The LiTS paper introduces a multi-center liver and liver tumor segmentation benchmark across ISBI2017, MICCAI2017, and MICCAI2018 MSD, providing a public dataset and online evaluation to compare state-of-the-art methods. It shows that liver segmentation is generally robust while tumor segmentation remains challenging, especially for small lesions, and demonstrates steady performance gains driven by cascaded and 3D deep learning architectures. The work analyzes dataset diversity, annotation protocols, and evaluation metrics, revealing how different metrics influence rankings and highlighting remaining challenges such as lesion size and image contrast. LiTS remains an active resource, spurring methodological advances, data-sharing considerations, and future directions like uncertainty modeling and federated learning for multi-institutional collaboration.

Abstract

In this work, we report the set-up and results of the Liver Tumor Segmentation Benchmark (LiTS), which was organized in conjunction with the IEEE International Symposium on Biomedical Imaging (ISBI) 2017 and the International Conferences on Medical Image Computing and Computer-Assisted Intervention (MICCAI) 2017 and 2018. The image dataset is diverse and contains primary and secondary tumors with varied sizes and appearances with various lesion-to-background levels (hyper-/hypo-dense), created in collaboration with seven hospitals and research institutions.
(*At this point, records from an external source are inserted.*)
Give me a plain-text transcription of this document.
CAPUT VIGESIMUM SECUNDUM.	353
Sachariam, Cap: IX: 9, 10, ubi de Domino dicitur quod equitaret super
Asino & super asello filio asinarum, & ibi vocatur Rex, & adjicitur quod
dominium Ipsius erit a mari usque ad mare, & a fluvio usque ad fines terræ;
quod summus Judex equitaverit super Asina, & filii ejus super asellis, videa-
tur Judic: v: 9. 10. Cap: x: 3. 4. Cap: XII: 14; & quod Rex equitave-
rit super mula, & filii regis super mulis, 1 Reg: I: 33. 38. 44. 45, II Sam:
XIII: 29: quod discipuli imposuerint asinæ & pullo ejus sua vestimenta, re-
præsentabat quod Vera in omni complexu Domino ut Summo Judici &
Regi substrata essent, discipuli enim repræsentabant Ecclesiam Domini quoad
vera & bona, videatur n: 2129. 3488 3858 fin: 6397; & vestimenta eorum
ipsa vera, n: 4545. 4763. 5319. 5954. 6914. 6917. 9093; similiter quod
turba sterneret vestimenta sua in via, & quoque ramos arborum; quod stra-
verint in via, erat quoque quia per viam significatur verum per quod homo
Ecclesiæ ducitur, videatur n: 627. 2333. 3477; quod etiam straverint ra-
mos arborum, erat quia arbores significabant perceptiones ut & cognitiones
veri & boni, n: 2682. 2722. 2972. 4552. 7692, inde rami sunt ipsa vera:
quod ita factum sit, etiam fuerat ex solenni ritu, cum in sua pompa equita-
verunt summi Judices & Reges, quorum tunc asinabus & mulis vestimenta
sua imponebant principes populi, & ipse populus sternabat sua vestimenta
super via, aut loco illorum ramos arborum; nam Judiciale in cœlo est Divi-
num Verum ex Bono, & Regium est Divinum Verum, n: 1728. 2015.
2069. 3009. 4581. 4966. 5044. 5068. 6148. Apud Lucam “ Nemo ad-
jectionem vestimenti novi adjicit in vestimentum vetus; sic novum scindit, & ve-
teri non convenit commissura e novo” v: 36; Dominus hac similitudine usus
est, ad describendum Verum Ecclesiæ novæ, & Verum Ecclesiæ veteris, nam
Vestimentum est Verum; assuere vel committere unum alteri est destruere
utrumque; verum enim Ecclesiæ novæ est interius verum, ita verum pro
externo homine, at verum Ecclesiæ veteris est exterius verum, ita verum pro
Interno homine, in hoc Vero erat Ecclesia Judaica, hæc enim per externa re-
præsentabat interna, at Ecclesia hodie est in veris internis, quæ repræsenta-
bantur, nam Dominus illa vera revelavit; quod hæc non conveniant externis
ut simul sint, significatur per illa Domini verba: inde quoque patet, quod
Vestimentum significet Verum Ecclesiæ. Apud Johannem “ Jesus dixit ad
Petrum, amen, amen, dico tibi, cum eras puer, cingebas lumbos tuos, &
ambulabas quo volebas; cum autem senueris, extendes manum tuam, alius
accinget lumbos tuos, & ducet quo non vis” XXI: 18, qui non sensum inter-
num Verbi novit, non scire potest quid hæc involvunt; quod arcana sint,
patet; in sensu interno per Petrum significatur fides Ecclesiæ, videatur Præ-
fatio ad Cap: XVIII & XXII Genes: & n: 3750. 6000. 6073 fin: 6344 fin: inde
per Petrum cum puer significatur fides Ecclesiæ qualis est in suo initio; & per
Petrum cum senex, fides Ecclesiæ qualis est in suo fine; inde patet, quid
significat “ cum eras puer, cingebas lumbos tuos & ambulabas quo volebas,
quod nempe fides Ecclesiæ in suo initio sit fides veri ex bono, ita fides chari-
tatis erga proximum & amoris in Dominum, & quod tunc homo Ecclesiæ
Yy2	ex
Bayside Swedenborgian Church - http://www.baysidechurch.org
Seventy-five submitted liver and liver tumor segmentation algorithms were trained on a set of 131 computed tomography (CT) volumes and were tested on 70 unseen test images acquired from different patients. We found that not a single algorithm performed best for both liver and liver tumors in the three events. The best liver segmentation algorithm achieved a Dice score of 0.963, whereas, for tumor segmentation, the best algorithms achieved Dices scores of 0.674 (ISBI 2017), 0.702 (MICCAI 2017), and 0.739 (MICCAI 2018). Retrospectively, we performed additional analysis on liver tumor detection and revealed that not all top-performing segmentation algorithms worked well for tumor detection. The best liver tumor detection method achieved a lesion-wise recall of 0.458 (ISBI 2017), 0.515 (MICCAI 2017), and 0.554 (MICCAI 2018), indicating the need for further research. LiTS remains an active benchmark and resource for research, e.g., contributing the liver-related segmentation tasks in \url{http://medicaldecathlon.com/}. In addition, both data and online evaluation are accessible via \url{www.lits-challenge.com}.

Paper Structure

This paper contains 69 sections, 14 equations, 13 figures, 10 tables.

Figures (13)

  • Figure 1: Example from the LiTS dataset depicting a variety of shapes of on contrast-enhanced abdominal CT scans acquired. While most exams in the dataset contain only one lesion, a large group of patients with some (2-7) or many (10-12) lesions, as shown in the histogram calculated over the whole dataset.
  • Figure 2: Scatter plots of methods' performances considering: a) both segmentation and detection, b) both distance- and overlap-based metrics for three challenge events. We observe that not all the top-performing methods in three LiTS challenges achieved good scores on tumor detection. The behavior of distance- and overlap-based metrics is similar.
  • Figure 3: Inter-rater agreement between the existing annotation and new annotation sets. R1 represented the rater for the existing consensus annotation of the LiTS dataset. R2 re-annotated 15 CT scans from scratch. R3 and R4 are board-certified radiologists who checked and corrected the annotations. Specifically, one board-certified radiologist (R3) reviewed and corrected existing annotations. R4 re-evaluated R3's final annotations and corrected them. The inter-rater agreement was calculated by the Dice score per case between the pairs of two raters.
  • Figure 4: Dice and ASD scores of three top-performing teams over the three events.
  • Figure 5: Distribution of mean Dice and ASD scores of all submissions in the CodaLab platform from the year 2017 to the year 2022.